In this chapter, Bildad the Shuhite speaks to Job for the first time; and the first words out of his mouth are these: “How long wilt thou speak these things?” The meaning of Job’s words was not taken rightly, and now he was rebuked as if he was an evildoer. Sadly, even in disputes on spiritual things, it is all too common for people to treat others with sharpness, and their arguments with contempt.
Bildad’s discourse showed that he did not have a favorable opinion of his friend’s character. Job had acknowledged that God does not pervert judgment; yet that does not necessarily mean that His children are made an apparent “castaway” because of some great transgression. Extraordinary afflictions are not always the punishment for extraordinary sins; sometimes they are actually the trials of extraordinary graces. And so, when we behold other people’s situations, we ought to have a very gracious opinion concerning them.
The very grounds upon which Bildad began his discourse were ill-founded. Job had never said that the Lord perverted judgment. He had indeed complained in the bitterness of his soul, but he had not said a word to accuse God of injustice. Bildad also seemed to employ a new argument that would greatly irritate poor Job’s mind, by insinuating that the death of his children was a judgment from Jehovah upon them for their iniquity. Even if that had been true, it was an act of great unkindness to the grieving father to thus remind him of the source of his affliction.
Let us pause and observe how sharp the trials of Job were. The messengers which came to him in the beginning of the narrative (chapter 1) were all treading upon the heels of each other, and all of them carried evil tidings – worse and worse. And now his friends – who came under the appearance of endeavoring to comfort him – only succeeded one another in sharper reproofs. Surely this is a reminder to us of how sweet it is, in our own sorrows, to have the Lord Jesus as our Comforter to fly to!
Bildad spoke of hypocrites and evildoers, and of the fatal end of all their hopes and joys. He employed several metaphors to describe and illustrate his thoughts on the matter. The first of these was a bulrush or a reed, which grows in marshy ground, and looks very green; but it withers in dry weather. This represents the hypocrite’s profession of faith, which is maintained only in times of prosperity. Another illustration was the spider’s web, which is spun with great skill, but is easily swept away. This represents a person’s pretensions to religion when, in reality, he is without the grace of God in his heart. A mere formalist flatters himself in his own eyes, does not doubt about his salvation, rests in a false security, and cheats the world with his vain-confidences. The third metaphor was the flourishing of a tree that strikes root to a rock, and yet is eventually cut down and thrown aside. Its roots do not sink into the earth; and similarly, the hypocrite’s piety is not planted in rich soil, but upon the hard rocks of an unconverted human heart. Yet it sends out its roots afar, and it seems to flourish for a time. It draws nourishment from remote objects; it clings to a crag or a projecting rock – or anything – for support, until a tempest sweeps it down to rise no more! What a fitting representation of wicked men! When they are most firmly established, they are suddenly thrown down and forgotten.

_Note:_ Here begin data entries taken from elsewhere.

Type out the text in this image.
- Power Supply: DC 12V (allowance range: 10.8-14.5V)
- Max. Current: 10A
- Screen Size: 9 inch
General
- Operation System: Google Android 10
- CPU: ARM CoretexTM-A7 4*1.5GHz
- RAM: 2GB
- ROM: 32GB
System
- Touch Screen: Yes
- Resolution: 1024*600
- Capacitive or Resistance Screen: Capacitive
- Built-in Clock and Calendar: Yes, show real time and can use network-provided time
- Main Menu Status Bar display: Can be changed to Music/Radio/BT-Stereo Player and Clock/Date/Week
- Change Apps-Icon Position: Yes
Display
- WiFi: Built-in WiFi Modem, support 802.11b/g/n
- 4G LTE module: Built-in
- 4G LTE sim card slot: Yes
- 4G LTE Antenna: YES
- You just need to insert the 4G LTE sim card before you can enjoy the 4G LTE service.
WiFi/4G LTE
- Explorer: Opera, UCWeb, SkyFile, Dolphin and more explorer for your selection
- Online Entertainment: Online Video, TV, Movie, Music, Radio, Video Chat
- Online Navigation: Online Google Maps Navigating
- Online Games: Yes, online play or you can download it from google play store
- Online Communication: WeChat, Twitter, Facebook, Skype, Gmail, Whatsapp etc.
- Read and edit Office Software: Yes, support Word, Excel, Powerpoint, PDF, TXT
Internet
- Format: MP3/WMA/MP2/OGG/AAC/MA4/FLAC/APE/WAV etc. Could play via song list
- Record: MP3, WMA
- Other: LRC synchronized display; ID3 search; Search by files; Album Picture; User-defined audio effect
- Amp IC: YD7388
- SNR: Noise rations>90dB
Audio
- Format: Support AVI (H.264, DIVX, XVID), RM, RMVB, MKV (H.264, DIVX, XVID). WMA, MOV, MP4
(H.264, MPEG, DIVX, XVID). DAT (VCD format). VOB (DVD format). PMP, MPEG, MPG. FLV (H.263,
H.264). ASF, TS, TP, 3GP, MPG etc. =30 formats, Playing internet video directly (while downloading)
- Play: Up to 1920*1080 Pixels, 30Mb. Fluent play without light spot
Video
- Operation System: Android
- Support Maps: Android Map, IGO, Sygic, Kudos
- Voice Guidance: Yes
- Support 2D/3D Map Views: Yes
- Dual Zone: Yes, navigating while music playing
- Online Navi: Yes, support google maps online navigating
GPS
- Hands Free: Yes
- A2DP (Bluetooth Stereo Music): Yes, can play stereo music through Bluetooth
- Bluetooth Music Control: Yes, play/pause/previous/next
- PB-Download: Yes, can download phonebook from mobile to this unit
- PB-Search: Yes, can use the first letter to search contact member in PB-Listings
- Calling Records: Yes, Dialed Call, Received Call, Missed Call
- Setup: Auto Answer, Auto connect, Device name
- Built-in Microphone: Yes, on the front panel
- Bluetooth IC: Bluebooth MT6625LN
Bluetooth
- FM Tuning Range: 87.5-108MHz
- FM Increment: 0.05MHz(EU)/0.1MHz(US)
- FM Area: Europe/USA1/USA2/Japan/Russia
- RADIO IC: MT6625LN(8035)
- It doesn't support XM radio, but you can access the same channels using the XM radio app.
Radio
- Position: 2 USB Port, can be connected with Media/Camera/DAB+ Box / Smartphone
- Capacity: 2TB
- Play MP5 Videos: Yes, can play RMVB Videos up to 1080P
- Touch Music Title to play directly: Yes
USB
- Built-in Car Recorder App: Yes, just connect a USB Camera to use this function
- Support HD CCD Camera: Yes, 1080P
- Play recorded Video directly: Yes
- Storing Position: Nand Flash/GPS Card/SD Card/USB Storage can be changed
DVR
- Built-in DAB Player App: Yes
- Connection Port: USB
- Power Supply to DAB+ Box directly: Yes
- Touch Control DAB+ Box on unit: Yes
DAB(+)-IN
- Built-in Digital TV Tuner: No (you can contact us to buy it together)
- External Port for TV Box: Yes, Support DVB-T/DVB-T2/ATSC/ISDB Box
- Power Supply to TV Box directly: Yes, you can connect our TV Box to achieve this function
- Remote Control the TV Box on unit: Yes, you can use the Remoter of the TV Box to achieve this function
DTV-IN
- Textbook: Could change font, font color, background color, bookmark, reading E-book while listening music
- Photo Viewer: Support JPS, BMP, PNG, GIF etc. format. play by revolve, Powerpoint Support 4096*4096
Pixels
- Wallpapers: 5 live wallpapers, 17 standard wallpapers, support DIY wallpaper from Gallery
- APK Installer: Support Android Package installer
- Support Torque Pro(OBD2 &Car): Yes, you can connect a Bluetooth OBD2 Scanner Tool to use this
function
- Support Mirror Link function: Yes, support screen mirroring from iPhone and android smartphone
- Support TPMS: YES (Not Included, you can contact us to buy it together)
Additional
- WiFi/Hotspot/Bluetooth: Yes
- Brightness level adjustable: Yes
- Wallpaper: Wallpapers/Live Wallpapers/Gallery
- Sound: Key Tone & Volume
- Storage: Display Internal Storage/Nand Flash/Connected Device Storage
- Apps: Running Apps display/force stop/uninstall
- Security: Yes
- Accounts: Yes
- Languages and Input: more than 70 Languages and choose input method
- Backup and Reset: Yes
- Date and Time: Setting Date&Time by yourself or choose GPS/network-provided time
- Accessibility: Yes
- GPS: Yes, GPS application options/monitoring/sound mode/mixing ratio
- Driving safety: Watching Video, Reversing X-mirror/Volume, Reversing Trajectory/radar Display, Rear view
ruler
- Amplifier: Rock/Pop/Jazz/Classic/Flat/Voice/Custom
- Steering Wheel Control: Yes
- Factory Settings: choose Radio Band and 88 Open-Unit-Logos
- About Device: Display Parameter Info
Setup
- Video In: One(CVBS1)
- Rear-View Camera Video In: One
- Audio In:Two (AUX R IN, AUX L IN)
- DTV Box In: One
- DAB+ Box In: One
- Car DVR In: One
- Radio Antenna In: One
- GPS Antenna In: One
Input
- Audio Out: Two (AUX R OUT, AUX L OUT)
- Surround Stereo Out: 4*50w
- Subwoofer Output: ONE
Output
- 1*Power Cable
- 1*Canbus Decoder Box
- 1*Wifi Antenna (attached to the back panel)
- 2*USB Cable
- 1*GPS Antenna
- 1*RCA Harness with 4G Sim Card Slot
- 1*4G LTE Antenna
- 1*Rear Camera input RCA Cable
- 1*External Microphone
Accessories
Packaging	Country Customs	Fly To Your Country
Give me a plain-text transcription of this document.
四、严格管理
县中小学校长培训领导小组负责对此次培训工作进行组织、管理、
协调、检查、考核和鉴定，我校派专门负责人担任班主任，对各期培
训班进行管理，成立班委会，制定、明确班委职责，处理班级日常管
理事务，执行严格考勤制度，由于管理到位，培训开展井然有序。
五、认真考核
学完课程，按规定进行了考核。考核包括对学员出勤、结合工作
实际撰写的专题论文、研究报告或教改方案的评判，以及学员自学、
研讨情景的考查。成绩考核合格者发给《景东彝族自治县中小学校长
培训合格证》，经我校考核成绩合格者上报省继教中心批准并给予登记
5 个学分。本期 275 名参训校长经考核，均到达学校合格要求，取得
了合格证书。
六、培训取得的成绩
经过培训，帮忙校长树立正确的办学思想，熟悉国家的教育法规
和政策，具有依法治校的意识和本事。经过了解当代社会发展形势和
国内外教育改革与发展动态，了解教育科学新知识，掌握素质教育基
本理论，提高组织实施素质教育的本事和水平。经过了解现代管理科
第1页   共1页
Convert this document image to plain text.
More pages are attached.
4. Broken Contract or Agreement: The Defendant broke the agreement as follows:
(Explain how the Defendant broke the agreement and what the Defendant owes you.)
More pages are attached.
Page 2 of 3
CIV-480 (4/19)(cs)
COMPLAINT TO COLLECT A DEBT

This doctrine of the vanity of a hypocrite’s confidence, or the prosperity of a wicked man, is indeed sound; but it was not applicable to the case of Job. Bildad finished his words with an assurance to his friend that people’s lives do indeed receive their just reward; and therefore, he and his friends concluded that the reward that Job was receiving indicated a previous life of sin. Now it is certainly true that God will not cast away an upright person; he may be cast down for a time, but he shall not be cast away forever. And it is also true that sin does bring ruin on persons and families. Yet to argue hereby that Job must have been an ungodly and wicked man was unjust and uncharitable. The mistake in these reasonings arose from Job’s friends not distinguishing between the present state of trial and discipline in this lifetime, and the future state of final judgment in eternity. The Shuhite and his companions drew a false conclusion about the Providence of God. The Lord will never cast away a righteous person, nor will He help evildoers; yet this conclusion is not to be made by a view of outward circumstances. Asaph was so overwhelmed with what he saw of the prosperity of the wicked and the sorrows of the righteous, that he declared that it staggered him (Ps. 73). Therefore, we must look to the Last Day to have these things fully and finally cleared up – when the Lord will visibly judge the world in righteousness and justice. May we choose the portion, possess the confidence, bear the cross, and die the death of the righteous; and in the meantime, let us be careful to neither wound others by rash judgments, nor distress ourselves needlessly about the opinions of our fellow-creatures.
Before concluding our thoughts on this chapter, let us not forget to observe how graciously the Lord supported Job’s mind while Satan thus assaulted him, and while even his supposed friends joined in the temptation to cast him down. And how precious it is for us to look back in our own lives and see how Jesus’ fullness and all-sufficiency has helped us in past afflictions, when – at the time – we were perfectly unconscious of His presence and His favor!
Lord, thank You for graciously preserving us from being guilty of playing the hypocrite, and of only serving You when we obtain temporal comforts from You. Amen.